Ritter leveled his latest blast at the U.S. administration as Bush fended off critics' charges that he misled the American people by relying on faulty intelligence to justify the war.

A top inspector in Iraq for nearly seven years before resigning in 1998, Ritter was a vocal critic both before and after the war of U.S. claims that Iraq possessed illicit weapons of mass destruction. His latest book, "Frontier Justice: Weapons of Mass Destruction and the Bushwhacking of America," was just published.
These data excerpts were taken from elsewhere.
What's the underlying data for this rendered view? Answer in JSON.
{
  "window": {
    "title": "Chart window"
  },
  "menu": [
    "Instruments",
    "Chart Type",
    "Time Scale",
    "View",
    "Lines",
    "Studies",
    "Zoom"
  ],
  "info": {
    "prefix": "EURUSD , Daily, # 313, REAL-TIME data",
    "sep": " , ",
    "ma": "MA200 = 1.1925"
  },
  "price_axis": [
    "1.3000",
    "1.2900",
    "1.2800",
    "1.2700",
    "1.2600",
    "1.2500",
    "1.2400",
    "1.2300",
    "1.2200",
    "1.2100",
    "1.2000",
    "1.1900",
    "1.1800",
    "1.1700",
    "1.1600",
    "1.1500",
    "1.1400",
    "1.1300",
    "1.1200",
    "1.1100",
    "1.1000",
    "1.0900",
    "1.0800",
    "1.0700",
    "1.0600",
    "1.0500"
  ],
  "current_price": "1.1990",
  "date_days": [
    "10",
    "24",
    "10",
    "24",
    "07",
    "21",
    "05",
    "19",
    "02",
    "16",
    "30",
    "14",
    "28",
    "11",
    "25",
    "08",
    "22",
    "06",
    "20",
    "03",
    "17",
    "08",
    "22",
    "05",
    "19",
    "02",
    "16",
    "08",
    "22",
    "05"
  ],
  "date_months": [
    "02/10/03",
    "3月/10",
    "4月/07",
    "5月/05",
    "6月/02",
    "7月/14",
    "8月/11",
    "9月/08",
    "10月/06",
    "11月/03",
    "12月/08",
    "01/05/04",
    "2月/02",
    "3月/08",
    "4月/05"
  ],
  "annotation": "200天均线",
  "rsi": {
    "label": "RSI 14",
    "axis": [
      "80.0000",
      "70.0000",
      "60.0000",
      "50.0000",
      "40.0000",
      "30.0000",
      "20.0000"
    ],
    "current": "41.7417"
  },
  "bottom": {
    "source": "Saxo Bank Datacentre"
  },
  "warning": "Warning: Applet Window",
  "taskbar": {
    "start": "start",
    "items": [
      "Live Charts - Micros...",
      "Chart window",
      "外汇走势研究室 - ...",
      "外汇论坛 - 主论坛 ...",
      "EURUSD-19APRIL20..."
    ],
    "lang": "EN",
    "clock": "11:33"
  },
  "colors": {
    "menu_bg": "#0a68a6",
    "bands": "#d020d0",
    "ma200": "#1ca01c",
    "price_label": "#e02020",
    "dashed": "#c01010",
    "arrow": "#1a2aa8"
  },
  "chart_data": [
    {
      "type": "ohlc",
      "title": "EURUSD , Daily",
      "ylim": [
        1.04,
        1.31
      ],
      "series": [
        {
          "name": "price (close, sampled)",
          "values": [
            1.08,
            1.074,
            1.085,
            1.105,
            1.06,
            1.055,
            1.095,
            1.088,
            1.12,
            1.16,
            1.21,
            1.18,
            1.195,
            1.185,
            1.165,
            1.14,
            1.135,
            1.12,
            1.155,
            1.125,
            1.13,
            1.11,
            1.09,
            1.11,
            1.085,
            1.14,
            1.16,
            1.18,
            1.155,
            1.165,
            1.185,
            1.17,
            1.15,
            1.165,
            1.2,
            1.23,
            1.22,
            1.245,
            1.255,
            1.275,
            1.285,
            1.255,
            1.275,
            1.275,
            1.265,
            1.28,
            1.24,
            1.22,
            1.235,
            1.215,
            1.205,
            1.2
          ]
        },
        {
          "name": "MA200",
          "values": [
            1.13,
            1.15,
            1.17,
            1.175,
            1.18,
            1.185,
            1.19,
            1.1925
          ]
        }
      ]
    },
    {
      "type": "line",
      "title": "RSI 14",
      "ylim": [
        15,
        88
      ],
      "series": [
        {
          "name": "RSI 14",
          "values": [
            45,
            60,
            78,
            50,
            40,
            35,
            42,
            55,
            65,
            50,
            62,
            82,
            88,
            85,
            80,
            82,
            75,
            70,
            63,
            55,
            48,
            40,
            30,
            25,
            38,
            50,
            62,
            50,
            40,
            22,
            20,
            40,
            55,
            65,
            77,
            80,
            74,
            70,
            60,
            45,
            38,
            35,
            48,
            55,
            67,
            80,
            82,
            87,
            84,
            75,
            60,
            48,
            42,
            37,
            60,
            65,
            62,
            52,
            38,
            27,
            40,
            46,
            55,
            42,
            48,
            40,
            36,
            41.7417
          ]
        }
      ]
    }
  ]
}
Ritter said Washington had never meant to let U.N. inspectors finish the task of disarming Iraq, as assigned to them by the 15-nation Security Council.

"The policy of the United States toward Iraq was not disarmament. It has always been regime removal -- eliminating Saddam Hussein from power. It's been the stated policy of the United States since 1991," he said.

Bush has come under fire for citing an allegation in his State of the Union speech in January that Iraq was seeking uranium from Africa to make nuclear weapons. Administration officials now say they have doubts about the evidence the statement was true.

Bush told reporters on Monday his administration believed the claim was true at the time and only afterward learned there were doubts about it.